Existing speech aids based on spell words are tedious and often produce about 10 words per minute. Previous studies have used cerebral signals to decode smaller language elements, such as vowels or words, but with a more limited vocabulary than the current work.

In collaboration with neurosurgeon Edward Chang and bioengineer Josh Chartier, Anumanchipalli studied five people with electrodes grids temporarily implanted in the brain as part of epilepsy treatments. As these people could talk, researchers could record brain activity as participants pronounced sentences. The team then mapped the cerebral signals controlling the lips, tongue, jaw and larynx with the actual movements of the vocal tract as these people spoke. This allowed scientists to create a unique virtual vocal tract for each person.

Speech decoding

Scientists have transformed the cerebral signals captured by this grid of electrodes designed to record brain activity in synthesized sentences. The technique may one day help people who do not speak to communicate.

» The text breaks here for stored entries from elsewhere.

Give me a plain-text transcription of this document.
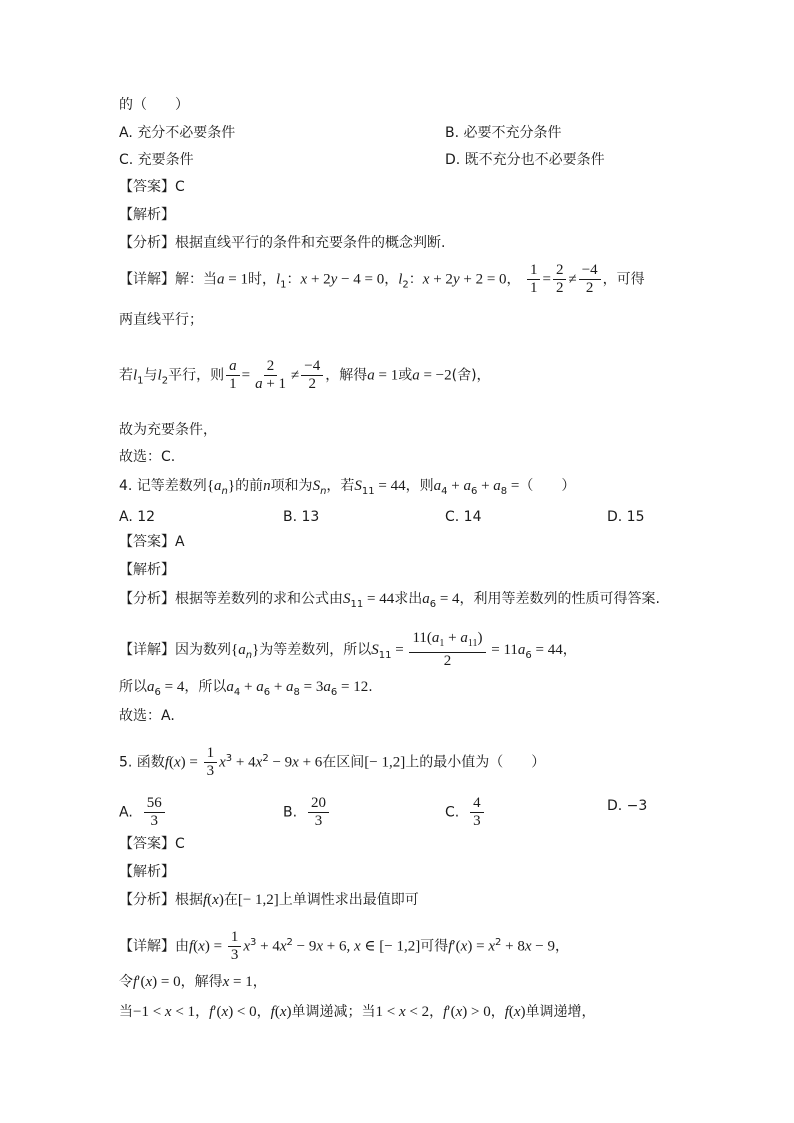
的（　　）
A. 充分不必要条件	B. 必要不充分条件
C. 充要条件	D. 既不充分也不必要条件
【答案】C
【解析】
【分析】根据直线平行的条件和充要条件的概念判断.
【详解】解：当a = 1时，$l_1$：x + 2y − 4 = 0，$l_2$：x + 2y + 2 = 0， $\frac{1}{1} = \frac{2}{2} \ne \frac{-4}{2}$ ，可得
两直线平行；
若$l_1$与$l_2$平行，则 $\frac{a}{1} = \frac{2}{a + 1} \ne \frac{-4}{2}$ ，解得a = 1或a = −2(舍)，
故为充要条件，
故选：C.
4. 记等差数列$\{a_n\}$的前n项和为$S_n$，若$S_{11} = 44$，则$a_4 + a_6 + a_8$ =（　　）
A. 12	B. 13	C. 14	D. 15
【答案】A
【解析】
【分析】根据等差数列的求和公式由$S_{11} = 44$求出$a_6 = 4$，利用等差数列的性质可得答案.
【详解】因为数列$\{a_n\}$为等差数列，所以$S_{11} = \frac{11(a_1 + a_{11})}{2} = 11a_6 = 44$，
所以$a_6 = 4$，所以$a_4 + a_6 + a_8 = 3a_6 = 12$.
故选：A.
5. 函数$f(x) = \frac{1}{3} x^3 + 4x^2 - 9x + 6$在区间[− 1,2]上的最小值为（　　）
A. $\frac{56}{3}$	B. $\frac{20}{3}$	C. $\frac{4}{3}$	D. −3
【答案】C
【解析】
【分析】根据f(x)在[− 1,2]上单调性求出最值即可
【详解】由$f(x) = \frac{1}{3} x^3 + 4x^2 - 9x + 6$, x ∈ [− 1,2]可得$f'(x) = x^2 + 8x - 9$，
令f′(x) = 0，解得x = 1，
当−1 < x < 1，f′(x) < 0，f(x)单调递减；当1 < x < 2，f′(x) > 0，f(x)单调递增，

Chang Laboratory / Department of Neurosurgery UCSF

Then the researchers translated the virtual movements of the participants' artificial vocal tracks into sounds. The use of this virtual tool "optimized the speech and made the sound more natural," says Mr. Chartier. About 70% of these reconstructed words were comprehensible to listeners who were asked to choose the words they had heard from a list of possibilities. For example, when the synthesized voice said, "Ask a calico cat to keep the rodents at bay," a listener heard: "The calico cat intended to keep the rabbits away." Others, like "buh" and "puh", seemed mushier.

For the technique to work, it was necessary to know how a person moves his vocal apparatus. But these movements do not exist in many people unable to speak, such as those who have suffered a stroke, vocal tract damage or Lou Gehrig's disease.

"By far the biggest hurdle is how to build a decoder while you have no examples of speech." Says Marc Slutzky, neurologist and neural engineer at the Feinberg School of Northwestern University Medicine in Chicago.

In some tests, the researchers found that the algorithms used in the second stage of the process – translating the movements of the virtual vocal tract into sounds – were sufficiently similar from one person to another to be reused by different people, even even by those who can. do not talk.

But so far, the first stage of the process – the mapping of brain activity with the movements of a person's vocal tract – seems to be more idiosyncratic. According to scientists, finding a way to connect these personalized cerebral signals to the desired movements of their vocal tract will be a challenge for those who are unable to move.